The inherent problem in this attitude is in the deficiency of turning the environmental catastrophy we experience into a set of isolated problems. Chimpanzees are very cute. They look like, act like, and even think like human beings at some level. But, then, what about caterpillars and birds sharing the same forest?

In order to ’save the rainforest’, this photographer should be ready to consume less. She should be used to subsisting on food that is not produced without excessive use of energy. As long as she buys food, one calorie of which is produced by spending ten calories, it is no wonder that the ecological system is so damaged.

And, of course, I even won’t go to the embeedded ‘colonialism’ here. People in Cameroon are so horrible that they even pay to see a chimpanzee be tortured. Another detail in this picture is the African guy carrying the body (manual labor), while the European-looking woman sitting and mourning (emotions).

Monkeys are monkeys. Human beings are human beings. By presenting them more like human beings, we do not make a positive contributions to our problems, which in one way or another cause their problems.

This is a very important critique and I am still confused about how to answer that.  One immediate response, of course, is that you have to pick your fights, and a complete holistic war against inequality is bound to fail.  This, however, is not a good answer as U points out in a later comment:

That’s the challenge, yet that fact that it’s a challenge does not justify the attittude in this article.

Nature-society relationship has been at the core of the previous modes of production, as it still is for the capitalist mode of production: just looking at the history within the last two centuries (colonization, world wars, and recent crisis about peak oil should account for satisfactory examples) justifies this point.

Maybe a useful starting point is to evade the way many formulate the question as the ‘nature-man’ or ‘nature-human’ interaction. No, it’s the very distinction that emerged at some point in the pre-historical ages of humanity as a result of the transformation of the social formations as webs of relations that act independently of what we call today ‘nature’.

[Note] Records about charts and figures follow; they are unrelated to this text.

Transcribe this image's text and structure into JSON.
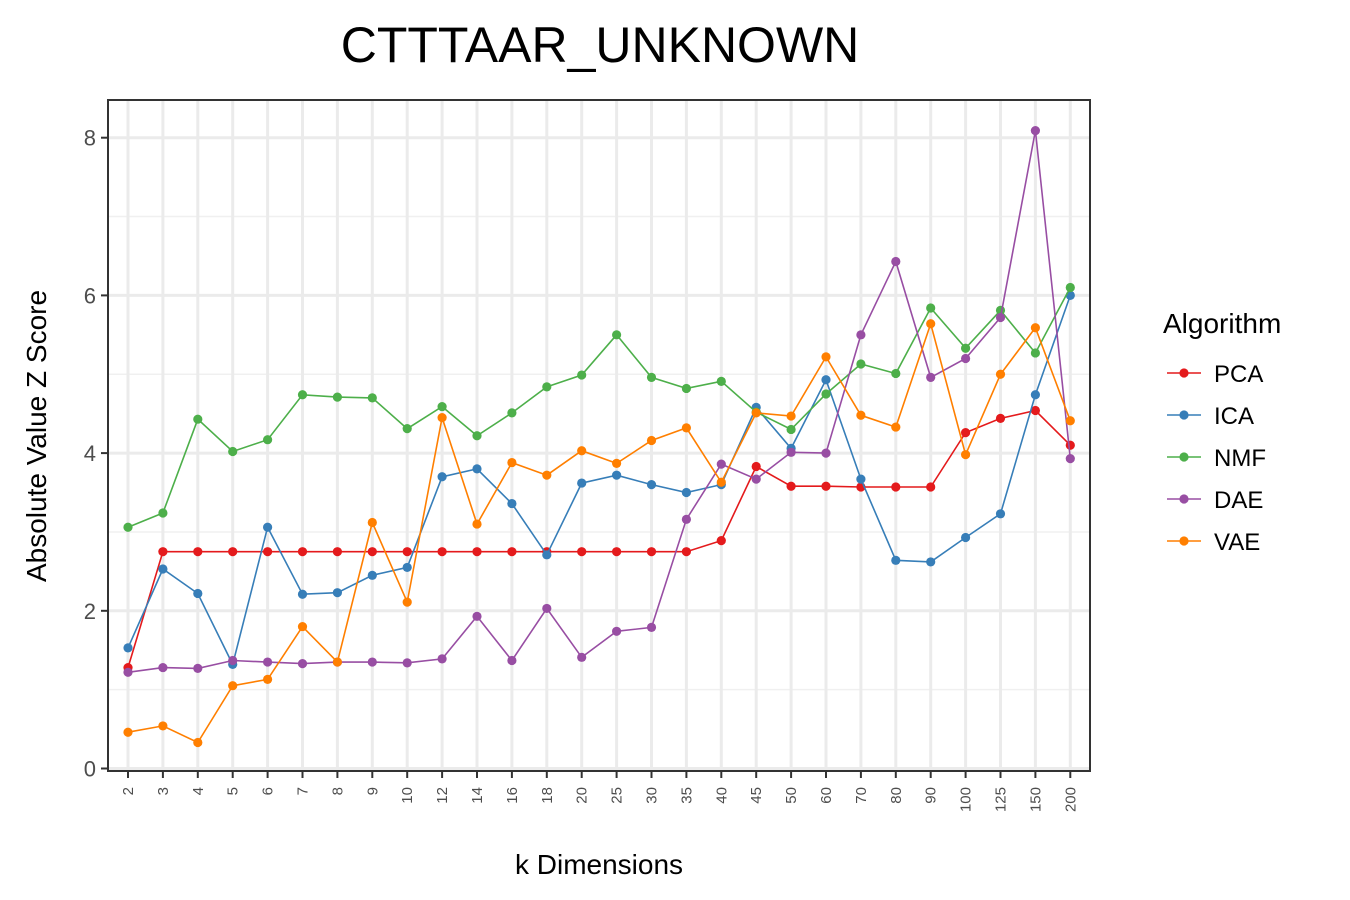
{
  "chart_data": {
    "type": "line",
    "title": "CTTTAAR_UNKNOWN",
    "xlabel": "k Dimensions",
    "ylabel": "Absolute Value Z Score",
    "ylim": [
      0,
      8.4
    ],
    "yticks": [
      "0",
      "2",
      "4",
      "6",
      "8"
    ],
    "grid": true,
    "legend_title": "Algorithm",
    "legend_position": "right",
    "categories": [
      "2",
      "3",
      "4",
      "5",
      "6",
      "7",
      "8",
      "9",
      "10",
      "12",
      "14",
      "16",
      "18",
      "20",
      "25",
      "30",
      "35",
      "40",
      "45",
      "50",
      "60",
      "70",
      "80",
      "90",
      "100",
      "125",
      "150",
      "200"
    ],
    "series": [
      {
        "name": "PCA",
        "color": "#E41A1C",
        "values": [
          1.28,
          2.75,
          2.75,
          2.75,
          2.75,
          2.75,
          2.75,
          2.75,
          2.75,
          2.75,
          2.75,
          2.75,
          2.75,
          2.75,
          2.75,
          2.75,
          2.75,
          2.89,
          3.83,
          3.58,
          3.58,
          3.57,
          3.57,
          3.57,
          4.26,
          4.44,
          4.54,
          4.1
        ]
      },
      {
        "name": "ICA",
        "color": "#377EB8",
        "values": [
          1.53,
          2.53,
          2.22,
          1.32,
          3.06,
          2.21,
          2.23,
          2.45,
          2.55,
          3.7,
          3.8,
          3.36,
          2.71,
          3.62,
          3.72,
          3.6,
          3.5,
          3.6,
          4.58,
          4.06,
          4.93,
          3.67,
          2.64,
          2.62,
          2.93,
          3.23,
          4.74,
          6.0
        ]
      },
      {
        "name": "NMF",
        "color": "#4DAF4A",
        "values": [
          3.06,
          3.24,
          4.43,
          4.02,
          4.17,
          4.74,
          4.71,
          4.7,
          4.31,
          4.59,
          4.22,
          4.51,
          4.84,
          4.99,
          5.5,
          4.96,
          4.82,
          4.91,
          4.52,
          4.3,
          4.75,
          5.13,
          5.01,
          5.84,
          5.33,
          5.81,
          5.27,
          6.1
        ]
      },
      {
        "name": "DAE",
        "color": "#984EA3",
        "values": [
          1.22,
          1.28,
          1.27,
          1.37,
          1.35,
          1.33,
          1.35,
          1.35,
          1.34,
          1.39,
          1.93,
          1.37,
          2.03,
          1.41,
          1.74,
          1.79,
          3.16,
          3.86,
          3.67,
          4.01,
          4.0,
          5.5,
          6.43,
          4.96,
          5.2,
          5.72,
          8.09,
          3.93
        ]
      },
      {
        "name": "VAE",
        "color": "#FF7F00",
        "values": [
          0.46,
          0.54,
          0.33,
          1.05,
          1.13,
          1.8,
          1.35,
          3.12,
          2.11,
          4.45,
          3.1,
          3.88,
          3.72,
          4.03,
          3.87,
          4.16,
          4.32,
          3.63,
          4.51,
          4.47,
          5.22,
          4.48,
          4.33,
          5.64,
          3.98,
          5.0,
          5.59,
          4.41
        ]
      }
    ]
  }
}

Let me rephrase this: if we talk about ‘nature’, we already talk about the mind-boggling unity of all ‘things’ outside the human society. There, we pretend as if we deal with a simple phenomenon. We act and think as if there is no ‘bigger picture’.

However, when we talk about society, then the question of ‘big picture’ immediately kicks in.

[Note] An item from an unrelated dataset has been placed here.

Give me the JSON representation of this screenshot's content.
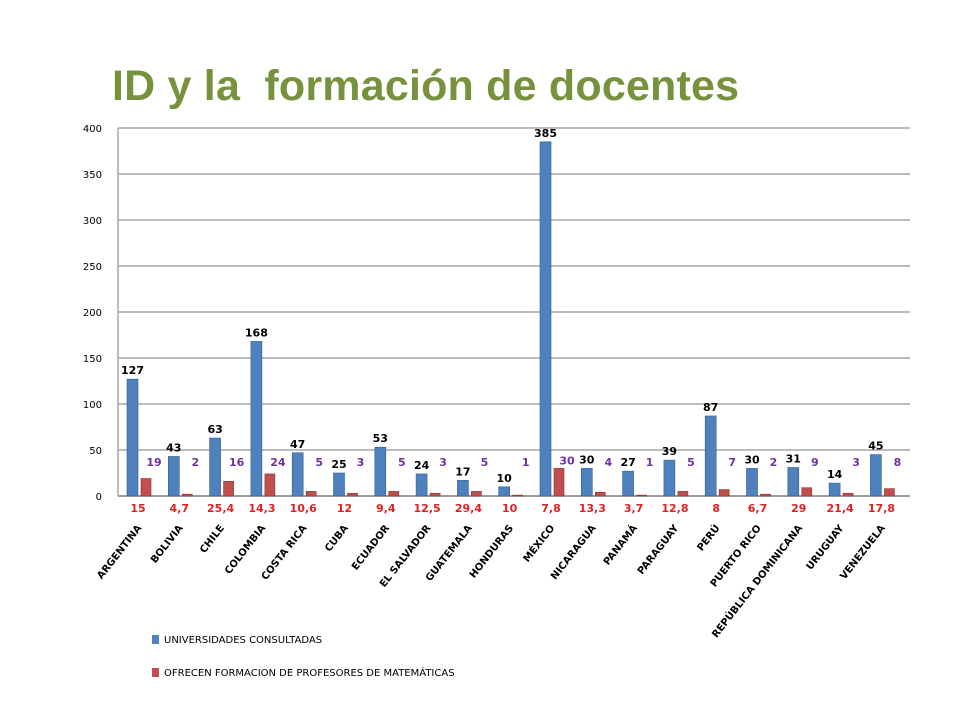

Nature does not have a big picture. Nor is it the big picture. There are monkeys, cute and peaceful whales, and trees. Also maybe bananas and some African tribes. The collection of these eclectical (and extremely deragotary for those tribes) picture is the only picture that we have whenever we think of nature.

But it is somehow the biggest challenge to insert any society-related concern into this equation, since it requires us understand ‘the big picture’.

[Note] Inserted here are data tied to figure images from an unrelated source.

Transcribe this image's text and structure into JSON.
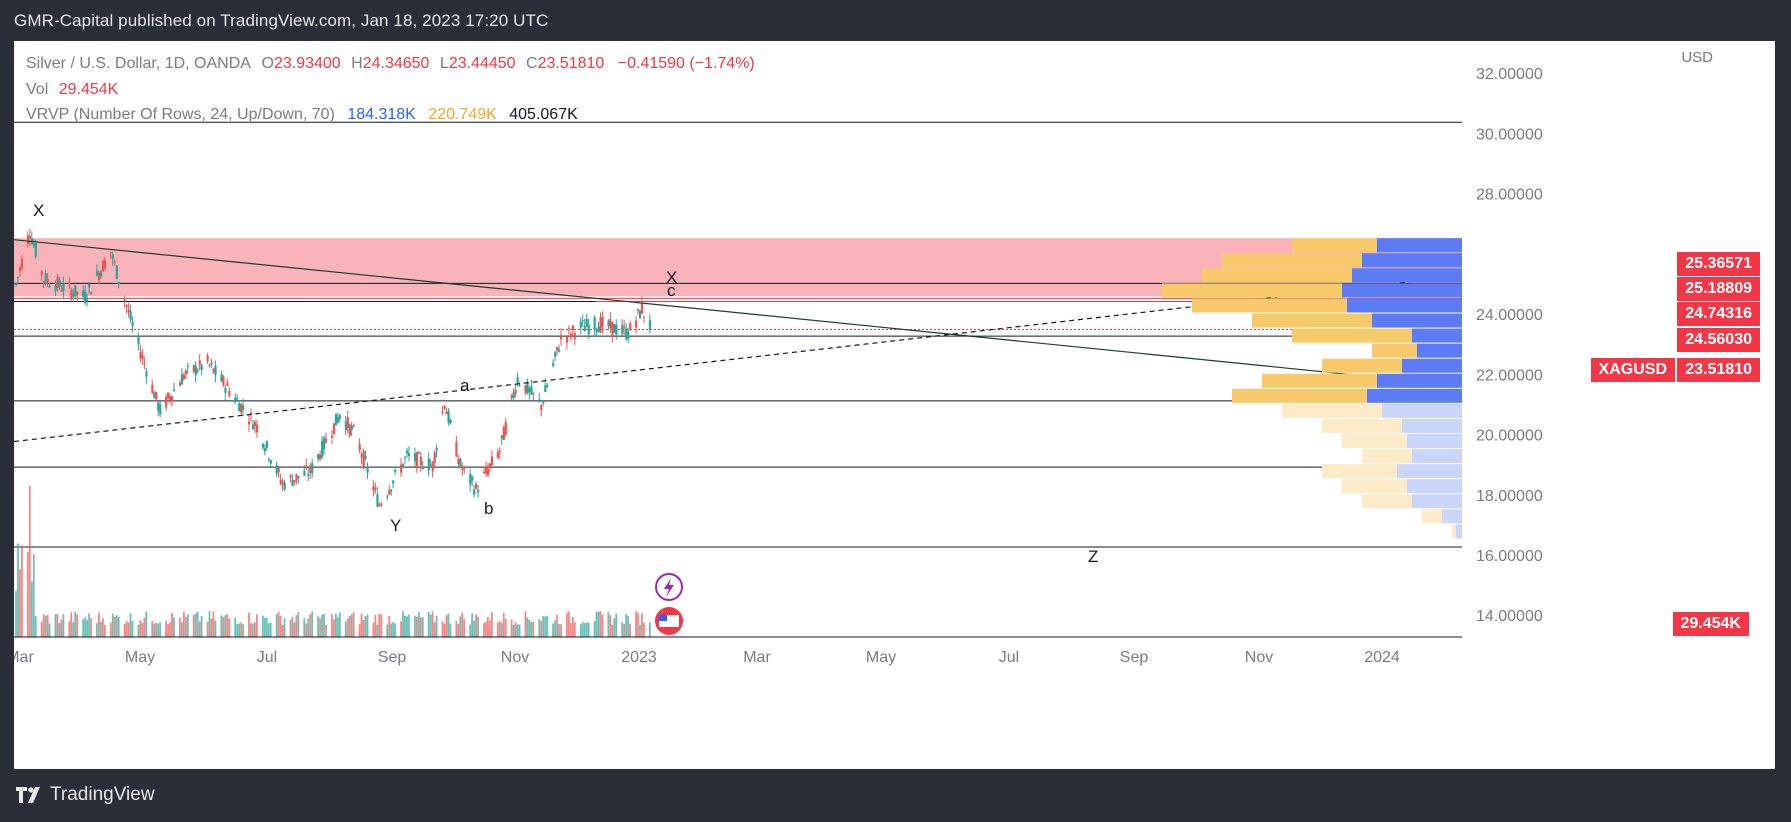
{
  "header": {
    "published_line": "GMR-Capital published on TradingView.com, Jan 18, 2023 17:20 UTC"
  },
  "legend": {
    "symbol": "Silver / U.S. Dollar, 1D, OANDA",
    "o_label": "O",
    "o_value": "23.93400",
    "h_label": "H",
    "h_value": "24.34650",
    "l_label": "L",
    "l_value": "23.44450",
    "c_label": "C",
    "c_value": "23.51810",
    "change": "−0.41590 (−1.74%)",
    "vol_label": "Vol",
    "vol_value": "29.454K",
    "vrvp_label": "VRVP (Number Of Rows, 24, Up/Down, 70)",
    "vrvp_up": "184.318K",
    "vrvp_down": "220.749K",
    "vrvp_total": "405.067K"
  },
  "axis": {
    "currency": "USD"
  },
  "price_tags": {
    "t1": "25.36571",
    "t2": "25.18809",
    "t3": "24.74316",
    "t4": "24.56030",
    "symbol": "XAGUSD",
    "last": "23.51810",
    "volume": "29.454K"
  },
  "footer": {
    "brand": "TradingView"
  },
  "colors": {
    "up": "#26a69a",
    "down": "#ef5350",
    "zone": "#f7a6ab",
    "tag_red": "#f23645",
    "vp_up": "#5b7cf5",
    "vp_down": "#f6c96a"
  },
  "chart_data": {
    "type": "candlestick",
    "symbol": "XAGUSD",
    "ylim": [
      16.0,
      32.0
    ],
    "y_ticks": [
      "32.00000",
      "30.00000",
      "28.00000",
      "24.00000",
      "22.00000",
      "20.00000",
      "18.00000",
      "16.00000",
      "14.00000"
    ],
    "x_ticks": [
      "Mar",
      "May",
      "Jul",
      "Sep",
      "Nov",
      "2023",
      "Mar",
      "May",
      "Jul",
      "Sep",
      "Nov",
      "2024"
    ],
    "horizontal_levels": [
      30.4,
      25.05,
      24.45,
      23.3,
      21.15,
      18.95,
      16.3
    ],
    "resistance_zone": [
      24.62,
      26.55
    ],
    "wave_labels": [
      "X",
      "a",
      "b",
      "Y",
      "X",
      "c",
      "Z"
    ],
    "last_close": 23.5181,
    "change": -0.4159,
    "change_pct": -1.74,
    "price_path": [
      [
        "2022-03-01",
        25.0
      ],
      [
        "2022-03-08",
        26.8
      ],
      [
        "2022-03-15",
        25.2
      ],
      [
        "2022-04-05",
        24.6
      ],
      [
        "2022-04-18",
        26.1
      ],
      [
        "2022-05-01",
        23.2
      ],
      [
        "2022-05-13",
        20.8
      ],
      [
        "2022-05-25",
        22.0
      ],
      [
        "2022-06-06",
        22.4
      ],
      [
        "2022-06-17",
        21.5
      ],
      [
        "2022-07-01",
        20.3
      ],
      [
        "2022-07-14",
        18.4
      ],
      [
        "2022-07-28",
        18.8
      ],
      [
        "2022-08-12",
        20.7
      ],
      [
        "2022-08-20",
        20.0
      ],
      [
        "2022-09-01",
        17.7
      ],
      [
        "2022-09-15",
        19.3
      ],
      [
        "2022-09-28",
        19.0
      ],
      [
        "2022-10-04",
        21.1
      ],
      [
        "2022-10-12",
        19.0
      ],
      [
        "2022-10-20",
        18.2
      ],
      [
        "2022-11-01",
        19.5
      ],
      [
        "2022-11-10",
        21.9
      ],
      [
        "2022-11-22",
        21.0
      ],
      [
        "2022-12-02",
        23.2
      ],
      [
        "2022-12-12",
        23.6
      ],
      [
        "2022-12-22",
        23.7
      ],
      [
        "2023-01-05",
        23.4
      ],
      [
        "2023-01-12",
        24.2
      ],
      [
        "2023-01-17",
        23.52
      ]
    ],
    "volume_profile": {
      "up_total": "184.318K",
      "down_total": "220.749K",
      "total": "405.067K"
    }
  }
}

Why is nature taken as such an ‘easy’ subject, while why do we abstain so much from talking about the actual social interactions that are primarily responsible for the tragedy in this picture?

Very simple: since, if we go there, this mourning and completely innocent woman should rethink her job there and what she is doing there. Then, she should question her position and relationship with that guy carrying the monkey.

I think biology and molecular/physical anthropology partially contributes to this theoretical lethargy thanks to their methods to handle the nature as an entity independent from society in the first place.

But to come up with a fully-fledged criticism of the methodological matters of these disciplines is certainly a job beyond my knowledge…

I will end it here for now.  Expect some more writing about this issue in the coming weeks.  Good stuff!